Perhaps today I am being a bit of a romantic, but I think of Mexico, and I think of more than the good, the bad, and the ugly. I think about my daughter Julia’s wild, curly Mexican hair; the nostalgia for Carlos Fuentes and Carlos Monsivaís and Germán Dehesa who left such a good legacy behind them; the growing urgency that I and many feel for justice and dignity for all. I think of the sun setting over the sea in San Pancho, a miniscule town north of Punta Mita; the sound of the organ grinder walking down the streets of the Condesa; the majesty and the mystery of the intricate ruins in Mitla; every meal I’ve ever had at Dulce Patria restaurant; or simply riding a bike down Paseo de la Reforma amidst the boisterous crowds on a Sunday morning. I think about the risk of losing our home — our patria — like those who have suffered that fate due to the omnipresent violence in Michoacán, and I think about the opportunity of recovering it. Of achieving what Rosario Castellanos wanted: “that justice be felt among us.” It is exciting to be Mexican in these times, even if one does have to coexist with the return of the PRI. I am grateful for that grace.
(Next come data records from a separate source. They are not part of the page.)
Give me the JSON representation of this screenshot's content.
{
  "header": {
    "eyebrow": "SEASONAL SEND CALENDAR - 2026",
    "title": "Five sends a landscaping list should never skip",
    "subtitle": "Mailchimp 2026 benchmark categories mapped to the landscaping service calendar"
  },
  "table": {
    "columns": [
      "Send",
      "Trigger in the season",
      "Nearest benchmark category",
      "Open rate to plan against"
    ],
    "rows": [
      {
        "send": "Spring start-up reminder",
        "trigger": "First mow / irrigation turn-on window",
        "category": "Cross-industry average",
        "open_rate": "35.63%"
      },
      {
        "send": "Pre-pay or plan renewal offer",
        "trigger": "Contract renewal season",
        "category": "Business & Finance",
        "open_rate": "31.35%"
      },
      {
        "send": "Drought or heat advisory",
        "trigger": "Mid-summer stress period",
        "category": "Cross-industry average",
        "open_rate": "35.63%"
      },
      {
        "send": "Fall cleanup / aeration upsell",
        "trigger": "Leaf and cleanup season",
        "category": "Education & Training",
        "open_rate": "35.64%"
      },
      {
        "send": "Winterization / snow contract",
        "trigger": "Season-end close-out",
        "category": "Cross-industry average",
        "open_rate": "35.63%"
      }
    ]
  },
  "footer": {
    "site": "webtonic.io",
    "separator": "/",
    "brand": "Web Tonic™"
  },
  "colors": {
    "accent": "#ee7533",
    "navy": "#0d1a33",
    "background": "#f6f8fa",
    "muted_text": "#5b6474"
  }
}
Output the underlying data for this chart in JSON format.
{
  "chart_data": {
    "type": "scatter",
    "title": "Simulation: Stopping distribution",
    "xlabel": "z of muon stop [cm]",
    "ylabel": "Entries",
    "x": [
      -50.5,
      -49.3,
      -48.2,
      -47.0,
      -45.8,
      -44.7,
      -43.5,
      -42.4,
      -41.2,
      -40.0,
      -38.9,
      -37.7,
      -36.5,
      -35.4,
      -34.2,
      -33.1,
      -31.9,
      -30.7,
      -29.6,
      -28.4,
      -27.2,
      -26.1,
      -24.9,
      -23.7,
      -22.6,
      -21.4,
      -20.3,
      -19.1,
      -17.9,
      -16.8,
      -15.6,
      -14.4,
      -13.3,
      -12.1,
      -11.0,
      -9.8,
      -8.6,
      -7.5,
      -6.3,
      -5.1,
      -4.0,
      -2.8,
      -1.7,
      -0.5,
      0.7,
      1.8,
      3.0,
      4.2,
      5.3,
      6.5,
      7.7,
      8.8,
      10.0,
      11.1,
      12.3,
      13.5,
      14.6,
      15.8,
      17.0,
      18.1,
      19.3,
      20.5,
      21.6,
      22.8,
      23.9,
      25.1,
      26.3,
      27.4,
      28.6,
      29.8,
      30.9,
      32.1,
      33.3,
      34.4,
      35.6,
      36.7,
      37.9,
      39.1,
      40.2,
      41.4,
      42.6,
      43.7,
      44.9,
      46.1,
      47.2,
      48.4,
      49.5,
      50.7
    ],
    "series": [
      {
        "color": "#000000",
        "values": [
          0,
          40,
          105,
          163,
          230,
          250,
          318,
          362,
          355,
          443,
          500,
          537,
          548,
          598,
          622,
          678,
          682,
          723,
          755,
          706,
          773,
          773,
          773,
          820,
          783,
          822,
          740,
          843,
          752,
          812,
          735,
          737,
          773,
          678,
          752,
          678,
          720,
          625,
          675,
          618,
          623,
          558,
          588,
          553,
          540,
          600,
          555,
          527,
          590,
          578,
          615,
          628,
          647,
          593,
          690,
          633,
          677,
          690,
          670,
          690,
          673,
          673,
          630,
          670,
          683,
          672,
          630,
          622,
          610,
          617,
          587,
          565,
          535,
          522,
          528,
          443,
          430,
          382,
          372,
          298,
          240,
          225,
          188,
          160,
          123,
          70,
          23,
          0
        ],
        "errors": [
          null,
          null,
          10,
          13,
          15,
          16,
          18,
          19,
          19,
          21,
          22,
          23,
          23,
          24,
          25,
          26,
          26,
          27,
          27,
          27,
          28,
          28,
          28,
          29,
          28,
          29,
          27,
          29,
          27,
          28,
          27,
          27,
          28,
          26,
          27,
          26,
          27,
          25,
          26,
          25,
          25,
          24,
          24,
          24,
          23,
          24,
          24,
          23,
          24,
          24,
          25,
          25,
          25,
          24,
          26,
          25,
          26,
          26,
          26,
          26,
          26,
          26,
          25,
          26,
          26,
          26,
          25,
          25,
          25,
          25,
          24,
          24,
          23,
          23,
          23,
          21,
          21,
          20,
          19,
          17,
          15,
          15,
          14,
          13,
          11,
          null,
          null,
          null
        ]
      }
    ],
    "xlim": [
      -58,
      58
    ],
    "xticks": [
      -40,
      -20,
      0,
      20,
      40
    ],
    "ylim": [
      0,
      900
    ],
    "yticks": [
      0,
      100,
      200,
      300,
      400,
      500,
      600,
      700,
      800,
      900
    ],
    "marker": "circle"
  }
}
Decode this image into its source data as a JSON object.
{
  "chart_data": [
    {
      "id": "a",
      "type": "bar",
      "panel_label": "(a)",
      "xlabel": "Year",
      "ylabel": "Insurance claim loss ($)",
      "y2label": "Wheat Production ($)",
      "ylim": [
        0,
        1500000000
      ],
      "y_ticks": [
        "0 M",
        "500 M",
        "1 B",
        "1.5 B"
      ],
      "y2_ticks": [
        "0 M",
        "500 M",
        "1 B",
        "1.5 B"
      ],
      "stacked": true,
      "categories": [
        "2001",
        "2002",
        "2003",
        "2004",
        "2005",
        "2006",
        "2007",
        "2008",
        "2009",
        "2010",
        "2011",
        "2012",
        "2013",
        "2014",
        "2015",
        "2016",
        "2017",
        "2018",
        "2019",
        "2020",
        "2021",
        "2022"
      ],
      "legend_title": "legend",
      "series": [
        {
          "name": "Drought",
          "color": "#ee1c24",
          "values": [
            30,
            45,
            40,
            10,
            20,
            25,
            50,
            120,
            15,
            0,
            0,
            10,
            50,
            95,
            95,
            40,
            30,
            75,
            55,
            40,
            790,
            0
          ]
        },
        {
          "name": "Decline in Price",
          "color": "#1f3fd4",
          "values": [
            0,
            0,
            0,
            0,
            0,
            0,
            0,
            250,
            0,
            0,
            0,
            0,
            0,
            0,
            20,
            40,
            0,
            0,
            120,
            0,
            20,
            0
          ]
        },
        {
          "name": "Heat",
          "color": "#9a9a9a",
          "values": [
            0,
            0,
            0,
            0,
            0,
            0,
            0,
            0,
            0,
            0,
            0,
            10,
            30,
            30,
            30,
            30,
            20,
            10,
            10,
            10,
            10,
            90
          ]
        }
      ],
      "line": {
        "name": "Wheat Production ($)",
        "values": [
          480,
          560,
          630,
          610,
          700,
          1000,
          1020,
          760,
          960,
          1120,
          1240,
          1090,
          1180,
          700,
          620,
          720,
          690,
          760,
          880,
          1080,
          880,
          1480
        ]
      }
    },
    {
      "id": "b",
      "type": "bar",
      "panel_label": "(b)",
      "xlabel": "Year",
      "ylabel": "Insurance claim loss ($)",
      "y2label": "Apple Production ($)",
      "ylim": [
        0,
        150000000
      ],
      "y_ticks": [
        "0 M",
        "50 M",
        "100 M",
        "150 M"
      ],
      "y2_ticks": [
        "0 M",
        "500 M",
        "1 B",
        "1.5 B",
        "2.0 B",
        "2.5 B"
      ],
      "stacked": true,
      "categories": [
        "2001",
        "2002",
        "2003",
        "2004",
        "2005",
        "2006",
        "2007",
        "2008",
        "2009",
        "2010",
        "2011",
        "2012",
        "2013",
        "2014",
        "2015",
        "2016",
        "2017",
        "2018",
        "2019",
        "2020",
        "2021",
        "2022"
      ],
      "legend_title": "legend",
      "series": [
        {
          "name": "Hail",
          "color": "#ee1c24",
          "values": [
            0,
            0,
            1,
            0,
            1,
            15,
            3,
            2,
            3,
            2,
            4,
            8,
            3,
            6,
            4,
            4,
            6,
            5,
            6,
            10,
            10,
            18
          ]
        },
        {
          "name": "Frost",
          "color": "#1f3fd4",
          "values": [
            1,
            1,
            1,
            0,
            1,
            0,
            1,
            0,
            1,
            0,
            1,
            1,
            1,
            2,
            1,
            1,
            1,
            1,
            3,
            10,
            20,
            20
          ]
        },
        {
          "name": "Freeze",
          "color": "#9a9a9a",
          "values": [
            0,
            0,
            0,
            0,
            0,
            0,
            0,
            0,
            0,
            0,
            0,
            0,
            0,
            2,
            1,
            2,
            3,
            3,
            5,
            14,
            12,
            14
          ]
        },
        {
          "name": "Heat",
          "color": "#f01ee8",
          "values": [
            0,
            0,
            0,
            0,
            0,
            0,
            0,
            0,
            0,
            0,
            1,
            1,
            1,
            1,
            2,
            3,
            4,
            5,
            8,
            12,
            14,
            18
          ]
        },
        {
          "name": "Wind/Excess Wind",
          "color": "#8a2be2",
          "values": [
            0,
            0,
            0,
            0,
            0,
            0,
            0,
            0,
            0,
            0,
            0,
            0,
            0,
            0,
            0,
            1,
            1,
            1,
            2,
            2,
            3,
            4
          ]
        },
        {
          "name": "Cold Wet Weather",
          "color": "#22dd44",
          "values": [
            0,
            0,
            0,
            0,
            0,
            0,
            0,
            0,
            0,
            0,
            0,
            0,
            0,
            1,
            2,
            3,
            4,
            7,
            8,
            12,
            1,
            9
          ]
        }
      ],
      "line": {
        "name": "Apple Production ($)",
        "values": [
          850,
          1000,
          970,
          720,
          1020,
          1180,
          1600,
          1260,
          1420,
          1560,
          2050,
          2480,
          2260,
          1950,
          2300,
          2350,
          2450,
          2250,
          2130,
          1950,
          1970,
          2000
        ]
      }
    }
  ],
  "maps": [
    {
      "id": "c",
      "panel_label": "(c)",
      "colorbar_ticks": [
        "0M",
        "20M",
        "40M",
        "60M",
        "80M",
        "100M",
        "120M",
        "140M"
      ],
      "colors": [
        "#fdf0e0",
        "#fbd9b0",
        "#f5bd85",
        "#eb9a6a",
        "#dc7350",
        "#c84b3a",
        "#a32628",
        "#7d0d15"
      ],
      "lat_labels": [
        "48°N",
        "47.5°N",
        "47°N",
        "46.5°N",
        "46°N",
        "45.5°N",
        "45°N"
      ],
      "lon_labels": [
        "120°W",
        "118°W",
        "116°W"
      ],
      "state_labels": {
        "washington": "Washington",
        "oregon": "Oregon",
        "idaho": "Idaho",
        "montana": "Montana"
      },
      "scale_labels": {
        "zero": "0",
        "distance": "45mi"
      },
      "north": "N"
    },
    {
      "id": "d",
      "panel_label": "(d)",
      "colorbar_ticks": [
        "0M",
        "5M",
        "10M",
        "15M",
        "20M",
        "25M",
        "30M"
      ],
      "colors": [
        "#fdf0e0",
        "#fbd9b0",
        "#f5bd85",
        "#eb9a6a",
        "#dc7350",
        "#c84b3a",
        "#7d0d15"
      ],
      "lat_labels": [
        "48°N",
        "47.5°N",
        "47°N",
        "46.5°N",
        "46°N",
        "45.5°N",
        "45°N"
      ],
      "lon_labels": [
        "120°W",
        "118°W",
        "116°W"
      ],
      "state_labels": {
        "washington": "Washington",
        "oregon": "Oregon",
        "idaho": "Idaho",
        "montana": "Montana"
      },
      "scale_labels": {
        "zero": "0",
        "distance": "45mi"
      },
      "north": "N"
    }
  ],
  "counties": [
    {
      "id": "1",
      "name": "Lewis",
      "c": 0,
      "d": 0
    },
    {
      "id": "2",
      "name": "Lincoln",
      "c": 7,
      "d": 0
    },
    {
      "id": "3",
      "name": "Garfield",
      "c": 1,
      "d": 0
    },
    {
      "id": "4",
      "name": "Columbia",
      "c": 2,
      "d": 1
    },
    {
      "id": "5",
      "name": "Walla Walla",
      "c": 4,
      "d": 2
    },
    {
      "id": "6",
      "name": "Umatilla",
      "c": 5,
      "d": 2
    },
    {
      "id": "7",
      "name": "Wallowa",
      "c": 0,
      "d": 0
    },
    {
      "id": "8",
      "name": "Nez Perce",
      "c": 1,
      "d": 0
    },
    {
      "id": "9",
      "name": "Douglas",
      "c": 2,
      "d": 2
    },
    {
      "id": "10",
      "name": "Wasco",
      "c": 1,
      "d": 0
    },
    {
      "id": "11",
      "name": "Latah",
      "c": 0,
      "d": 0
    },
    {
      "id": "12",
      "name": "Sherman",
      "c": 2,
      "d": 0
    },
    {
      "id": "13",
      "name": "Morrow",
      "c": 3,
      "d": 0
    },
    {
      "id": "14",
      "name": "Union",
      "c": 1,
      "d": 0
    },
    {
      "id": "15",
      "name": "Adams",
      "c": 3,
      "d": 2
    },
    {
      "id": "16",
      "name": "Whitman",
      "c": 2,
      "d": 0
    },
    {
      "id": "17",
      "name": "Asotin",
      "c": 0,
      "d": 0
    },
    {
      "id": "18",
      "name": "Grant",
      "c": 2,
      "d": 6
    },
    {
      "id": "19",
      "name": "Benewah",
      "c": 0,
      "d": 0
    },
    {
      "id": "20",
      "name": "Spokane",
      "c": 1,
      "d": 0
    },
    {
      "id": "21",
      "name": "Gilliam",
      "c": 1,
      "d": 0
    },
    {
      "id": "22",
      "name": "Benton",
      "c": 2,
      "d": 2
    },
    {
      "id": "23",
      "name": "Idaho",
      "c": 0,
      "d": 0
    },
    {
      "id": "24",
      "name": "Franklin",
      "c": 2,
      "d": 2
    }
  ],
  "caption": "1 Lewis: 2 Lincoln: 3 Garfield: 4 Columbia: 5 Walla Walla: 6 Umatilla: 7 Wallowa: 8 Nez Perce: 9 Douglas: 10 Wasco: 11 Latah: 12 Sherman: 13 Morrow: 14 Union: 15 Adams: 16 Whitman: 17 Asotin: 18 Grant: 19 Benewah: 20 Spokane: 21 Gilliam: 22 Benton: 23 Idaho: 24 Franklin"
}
I don’t believe we are unchangeable; I don’t believe we are unmovable; I don’t believe we are inferior to others or that we deserve any less. We are from the most transparent region of the air. Fortunately, we are from Mexico.

Denise Dresser is a professor of Political Science at the Instituto Tecnológico Autónomo de México (ITAM) and a columnist for the newspaper Reforma and the news weekly Proceso. She spoke for CLAS on February 10, 2014.